Vera and I would act out extremely lengthy and complicated scenes with the intensity and concentration of children at play, pottering anxiously about preparing for our pretend party of funeral-goers to return, re-enacting the rituals we’d witnessed when we were growing up that went on between ‘the ladies who made the tea’. We’d peer out of the window waiting for the imaginary mourners to pull up in imaginary Co-op funeral cars, rushing to put the kettle on and standing
in wait at the open door to offer a solicitous arm for the grieving widow to lean on, greeting her with a sympathetic ‘Are you all right, girl? Get yourself sat down and I’ll bring you a nice cup of tea and a little drop of whisky’, enquiring further of the poor woman if she thought she would be able to ‘get a little boiled ham sarnie down her’? It was all very funny and extremely well observed. Mike Leigh would’ve loved us, and no doubt if such behaviour were carried out in a theatre workshop or comedy club it might be considered ‘improv’. We simply thought of it as ‘playing’, two daft young queens indulging themselves with a camp couple of hours’ worth of re-enacting a Liverpool working-class funeral seen through the eyes of two old women.

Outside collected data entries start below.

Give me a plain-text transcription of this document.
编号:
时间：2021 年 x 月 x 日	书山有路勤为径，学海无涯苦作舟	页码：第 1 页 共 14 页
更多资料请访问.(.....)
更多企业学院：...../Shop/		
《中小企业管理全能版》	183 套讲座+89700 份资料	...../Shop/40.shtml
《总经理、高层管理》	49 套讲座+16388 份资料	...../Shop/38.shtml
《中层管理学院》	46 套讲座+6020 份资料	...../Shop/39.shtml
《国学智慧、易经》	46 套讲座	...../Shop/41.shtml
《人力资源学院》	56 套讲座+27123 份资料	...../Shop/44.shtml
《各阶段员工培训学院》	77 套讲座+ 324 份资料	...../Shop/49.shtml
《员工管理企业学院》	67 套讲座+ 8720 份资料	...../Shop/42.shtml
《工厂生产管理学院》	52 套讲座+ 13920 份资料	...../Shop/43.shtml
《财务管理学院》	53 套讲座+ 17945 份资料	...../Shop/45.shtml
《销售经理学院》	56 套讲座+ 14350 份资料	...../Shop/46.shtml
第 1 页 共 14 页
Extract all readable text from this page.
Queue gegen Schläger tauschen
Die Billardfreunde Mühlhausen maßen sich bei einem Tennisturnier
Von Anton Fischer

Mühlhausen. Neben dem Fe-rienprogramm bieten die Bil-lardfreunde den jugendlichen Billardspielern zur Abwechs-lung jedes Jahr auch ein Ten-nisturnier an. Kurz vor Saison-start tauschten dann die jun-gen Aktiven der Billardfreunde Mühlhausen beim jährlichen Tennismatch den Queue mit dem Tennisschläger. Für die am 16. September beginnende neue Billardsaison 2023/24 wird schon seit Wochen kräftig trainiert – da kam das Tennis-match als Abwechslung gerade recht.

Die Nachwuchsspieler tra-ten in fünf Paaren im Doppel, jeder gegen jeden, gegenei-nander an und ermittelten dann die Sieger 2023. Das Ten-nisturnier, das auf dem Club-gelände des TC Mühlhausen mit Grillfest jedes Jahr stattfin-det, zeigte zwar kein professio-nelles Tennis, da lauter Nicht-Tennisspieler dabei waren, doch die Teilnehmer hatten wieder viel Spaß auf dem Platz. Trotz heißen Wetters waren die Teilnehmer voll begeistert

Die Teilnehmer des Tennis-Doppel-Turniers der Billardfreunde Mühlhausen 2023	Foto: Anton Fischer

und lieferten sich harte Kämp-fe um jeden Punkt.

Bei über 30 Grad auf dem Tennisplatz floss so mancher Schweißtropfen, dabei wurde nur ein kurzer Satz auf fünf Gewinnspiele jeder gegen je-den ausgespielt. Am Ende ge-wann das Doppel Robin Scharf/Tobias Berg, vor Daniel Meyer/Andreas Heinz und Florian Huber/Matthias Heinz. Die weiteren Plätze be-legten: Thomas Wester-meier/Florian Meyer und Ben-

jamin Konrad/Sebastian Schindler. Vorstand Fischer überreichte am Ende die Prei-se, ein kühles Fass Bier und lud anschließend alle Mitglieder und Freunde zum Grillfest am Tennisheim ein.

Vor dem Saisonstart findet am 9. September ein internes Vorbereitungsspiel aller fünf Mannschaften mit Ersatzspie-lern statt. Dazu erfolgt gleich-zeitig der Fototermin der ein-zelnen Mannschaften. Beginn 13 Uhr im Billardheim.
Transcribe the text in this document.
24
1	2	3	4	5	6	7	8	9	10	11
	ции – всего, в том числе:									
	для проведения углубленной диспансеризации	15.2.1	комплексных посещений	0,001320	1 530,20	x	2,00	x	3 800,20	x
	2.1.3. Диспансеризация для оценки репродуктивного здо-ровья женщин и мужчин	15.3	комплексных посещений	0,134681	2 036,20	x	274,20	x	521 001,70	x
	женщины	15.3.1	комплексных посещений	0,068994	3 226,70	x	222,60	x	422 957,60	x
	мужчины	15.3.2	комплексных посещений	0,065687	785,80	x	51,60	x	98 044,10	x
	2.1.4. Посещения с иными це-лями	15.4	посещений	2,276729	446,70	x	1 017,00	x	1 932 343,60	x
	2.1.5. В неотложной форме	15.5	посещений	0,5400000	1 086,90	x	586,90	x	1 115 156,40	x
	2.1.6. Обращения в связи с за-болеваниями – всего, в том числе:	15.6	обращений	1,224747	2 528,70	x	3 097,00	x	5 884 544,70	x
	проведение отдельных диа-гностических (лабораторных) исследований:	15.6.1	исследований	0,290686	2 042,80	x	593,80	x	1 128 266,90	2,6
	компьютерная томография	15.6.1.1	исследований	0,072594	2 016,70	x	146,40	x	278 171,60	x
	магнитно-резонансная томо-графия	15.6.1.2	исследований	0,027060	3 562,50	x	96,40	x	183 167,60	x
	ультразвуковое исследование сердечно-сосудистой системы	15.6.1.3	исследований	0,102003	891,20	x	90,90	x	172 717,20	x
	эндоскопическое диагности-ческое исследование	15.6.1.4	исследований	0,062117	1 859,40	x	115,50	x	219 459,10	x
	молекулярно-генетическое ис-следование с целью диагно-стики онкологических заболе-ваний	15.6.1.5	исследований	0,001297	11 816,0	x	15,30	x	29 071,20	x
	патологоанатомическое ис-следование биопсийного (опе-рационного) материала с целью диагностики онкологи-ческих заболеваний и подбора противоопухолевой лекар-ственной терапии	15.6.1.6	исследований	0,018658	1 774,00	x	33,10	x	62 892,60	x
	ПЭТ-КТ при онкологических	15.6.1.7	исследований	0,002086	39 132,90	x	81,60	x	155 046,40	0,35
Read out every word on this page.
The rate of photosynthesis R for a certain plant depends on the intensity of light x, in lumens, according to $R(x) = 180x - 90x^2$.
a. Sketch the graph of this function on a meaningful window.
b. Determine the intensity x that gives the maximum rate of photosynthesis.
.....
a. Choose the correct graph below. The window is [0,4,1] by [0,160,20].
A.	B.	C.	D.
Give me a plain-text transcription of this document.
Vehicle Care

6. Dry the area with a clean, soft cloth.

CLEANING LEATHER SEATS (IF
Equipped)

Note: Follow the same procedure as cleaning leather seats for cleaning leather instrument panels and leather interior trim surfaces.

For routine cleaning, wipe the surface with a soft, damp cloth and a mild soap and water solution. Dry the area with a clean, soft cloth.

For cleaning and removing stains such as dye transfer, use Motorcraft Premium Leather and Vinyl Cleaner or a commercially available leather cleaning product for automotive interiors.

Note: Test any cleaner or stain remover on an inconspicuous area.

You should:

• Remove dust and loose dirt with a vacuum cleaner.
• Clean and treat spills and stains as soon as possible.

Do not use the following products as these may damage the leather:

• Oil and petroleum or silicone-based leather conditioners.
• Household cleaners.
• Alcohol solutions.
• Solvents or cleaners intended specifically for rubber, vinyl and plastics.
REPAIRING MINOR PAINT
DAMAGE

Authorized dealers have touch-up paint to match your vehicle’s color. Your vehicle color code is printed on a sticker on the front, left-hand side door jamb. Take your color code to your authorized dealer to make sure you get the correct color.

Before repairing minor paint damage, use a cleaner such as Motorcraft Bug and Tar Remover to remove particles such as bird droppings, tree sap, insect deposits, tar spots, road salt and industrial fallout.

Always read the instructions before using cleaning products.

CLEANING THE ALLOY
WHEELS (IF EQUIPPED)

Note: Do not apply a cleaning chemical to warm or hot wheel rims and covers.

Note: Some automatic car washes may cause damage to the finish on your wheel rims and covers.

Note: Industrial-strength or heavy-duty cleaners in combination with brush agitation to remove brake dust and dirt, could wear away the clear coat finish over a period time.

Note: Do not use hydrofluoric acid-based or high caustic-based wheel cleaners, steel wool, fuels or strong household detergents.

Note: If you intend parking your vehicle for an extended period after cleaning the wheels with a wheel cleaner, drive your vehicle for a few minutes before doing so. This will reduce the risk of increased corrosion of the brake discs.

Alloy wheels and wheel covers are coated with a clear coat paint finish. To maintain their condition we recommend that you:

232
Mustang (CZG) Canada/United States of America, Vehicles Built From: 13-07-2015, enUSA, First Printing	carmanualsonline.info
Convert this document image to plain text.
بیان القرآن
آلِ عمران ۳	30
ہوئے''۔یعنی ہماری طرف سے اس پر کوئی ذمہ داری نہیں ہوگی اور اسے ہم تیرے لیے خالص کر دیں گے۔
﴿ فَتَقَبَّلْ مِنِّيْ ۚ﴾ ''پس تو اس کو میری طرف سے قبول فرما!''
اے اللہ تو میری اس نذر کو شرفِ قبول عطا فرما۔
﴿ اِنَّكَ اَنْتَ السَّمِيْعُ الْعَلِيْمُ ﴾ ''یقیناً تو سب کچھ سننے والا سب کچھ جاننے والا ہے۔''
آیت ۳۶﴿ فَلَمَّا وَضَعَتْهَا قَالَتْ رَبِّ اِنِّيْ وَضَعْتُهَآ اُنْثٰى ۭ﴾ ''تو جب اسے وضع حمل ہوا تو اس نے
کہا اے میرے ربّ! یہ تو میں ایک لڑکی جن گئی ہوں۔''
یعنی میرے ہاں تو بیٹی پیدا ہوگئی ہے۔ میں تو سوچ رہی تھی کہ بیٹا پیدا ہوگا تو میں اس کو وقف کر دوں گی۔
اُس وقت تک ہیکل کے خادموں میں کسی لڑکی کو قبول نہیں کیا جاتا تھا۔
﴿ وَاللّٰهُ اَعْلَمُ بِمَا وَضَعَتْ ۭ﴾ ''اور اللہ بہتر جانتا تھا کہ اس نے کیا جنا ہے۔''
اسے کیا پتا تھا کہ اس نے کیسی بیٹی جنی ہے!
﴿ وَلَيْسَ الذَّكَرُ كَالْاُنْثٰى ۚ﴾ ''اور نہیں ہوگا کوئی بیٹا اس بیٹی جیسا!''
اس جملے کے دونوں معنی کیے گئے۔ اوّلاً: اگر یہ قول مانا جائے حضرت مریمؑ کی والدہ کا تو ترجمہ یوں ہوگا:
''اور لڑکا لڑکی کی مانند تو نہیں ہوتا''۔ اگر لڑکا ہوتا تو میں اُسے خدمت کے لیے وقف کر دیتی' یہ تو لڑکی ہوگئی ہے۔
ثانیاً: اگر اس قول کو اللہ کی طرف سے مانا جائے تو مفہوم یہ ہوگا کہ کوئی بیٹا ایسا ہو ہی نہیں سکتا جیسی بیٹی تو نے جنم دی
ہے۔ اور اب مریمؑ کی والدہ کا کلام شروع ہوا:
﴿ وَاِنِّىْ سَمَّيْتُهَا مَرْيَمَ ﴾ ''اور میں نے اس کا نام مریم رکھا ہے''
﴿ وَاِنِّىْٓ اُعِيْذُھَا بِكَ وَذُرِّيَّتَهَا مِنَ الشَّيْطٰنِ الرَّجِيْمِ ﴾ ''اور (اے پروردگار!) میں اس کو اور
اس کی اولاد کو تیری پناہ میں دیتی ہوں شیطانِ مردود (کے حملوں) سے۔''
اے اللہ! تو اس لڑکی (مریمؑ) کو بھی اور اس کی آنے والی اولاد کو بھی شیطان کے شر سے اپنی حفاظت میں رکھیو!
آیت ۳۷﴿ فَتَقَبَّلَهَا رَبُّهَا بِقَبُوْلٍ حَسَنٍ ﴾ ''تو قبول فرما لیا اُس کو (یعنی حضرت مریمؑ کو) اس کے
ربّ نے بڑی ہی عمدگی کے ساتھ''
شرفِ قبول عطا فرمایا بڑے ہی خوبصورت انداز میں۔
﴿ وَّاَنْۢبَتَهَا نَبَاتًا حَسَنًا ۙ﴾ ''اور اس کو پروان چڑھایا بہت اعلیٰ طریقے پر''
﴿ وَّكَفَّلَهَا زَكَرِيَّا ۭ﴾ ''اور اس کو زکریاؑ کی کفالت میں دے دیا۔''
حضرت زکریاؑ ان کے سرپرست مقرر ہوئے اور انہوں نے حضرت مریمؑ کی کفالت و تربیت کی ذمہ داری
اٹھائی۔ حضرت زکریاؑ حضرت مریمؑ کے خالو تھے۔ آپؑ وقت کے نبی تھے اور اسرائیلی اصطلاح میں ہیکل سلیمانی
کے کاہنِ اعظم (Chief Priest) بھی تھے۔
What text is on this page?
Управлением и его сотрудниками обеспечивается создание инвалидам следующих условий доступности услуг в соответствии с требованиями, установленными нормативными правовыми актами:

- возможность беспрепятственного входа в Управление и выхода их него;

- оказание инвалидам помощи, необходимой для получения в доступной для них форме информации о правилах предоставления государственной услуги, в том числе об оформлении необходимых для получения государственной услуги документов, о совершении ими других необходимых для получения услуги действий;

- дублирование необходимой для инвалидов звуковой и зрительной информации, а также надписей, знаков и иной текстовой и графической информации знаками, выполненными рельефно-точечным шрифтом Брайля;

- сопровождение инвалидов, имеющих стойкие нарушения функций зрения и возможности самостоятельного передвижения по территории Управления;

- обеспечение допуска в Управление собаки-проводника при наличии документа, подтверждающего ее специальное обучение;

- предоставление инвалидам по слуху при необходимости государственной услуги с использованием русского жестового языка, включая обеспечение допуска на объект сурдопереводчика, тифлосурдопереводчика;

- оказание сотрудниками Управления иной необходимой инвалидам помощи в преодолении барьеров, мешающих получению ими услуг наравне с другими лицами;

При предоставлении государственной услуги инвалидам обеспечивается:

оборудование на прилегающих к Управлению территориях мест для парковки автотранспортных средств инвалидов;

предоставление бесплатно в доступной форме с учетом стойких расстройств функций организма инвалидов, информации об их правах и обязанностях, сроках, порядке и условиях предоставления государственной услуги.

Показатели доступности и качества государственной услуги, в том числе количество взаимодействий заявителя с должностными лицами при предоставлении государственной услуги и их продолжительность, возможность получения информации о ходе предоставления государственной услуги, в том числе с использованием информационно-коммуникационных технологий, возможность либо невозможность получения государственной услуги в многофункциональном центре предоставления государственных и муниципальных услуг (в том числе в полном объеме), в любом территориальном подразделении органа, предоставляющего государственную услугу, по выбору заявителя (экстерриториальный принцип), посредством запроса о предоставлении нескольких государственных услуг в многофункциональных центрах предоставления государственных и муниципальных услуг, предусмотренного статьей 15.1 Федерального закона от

Another game we enjoyed was factories. Based on Vera’s extensive knowledge of factory life gleaned from his time employed as a machinist making pillow cases we’d rearrange the front room, putting two tables and chairs one in front of the other with Alma and Anne’s sewing machines on them. Winding some of Angela’s scarves round our heads we became factory girls, competing with the noise of the sewing machines and a transistor radio, blaring away on top of the sideboard as a touch of authenticity, to have a conversation. Vera once worked for a firm but fair supervisor called Joyce Forshaw, whom we resurrected to keep us in check. The imaginary Joyce would examine our work and tell us when to go for our break, which we’d spend in the kitchen, putting the factory to rights over a sausage roll and a mug of tea, discussing nonsense such as the finer details of Vera’s daughter’s forthcoming nuptials and whom we considered the prime suspect in the theft of the Christmas Club money.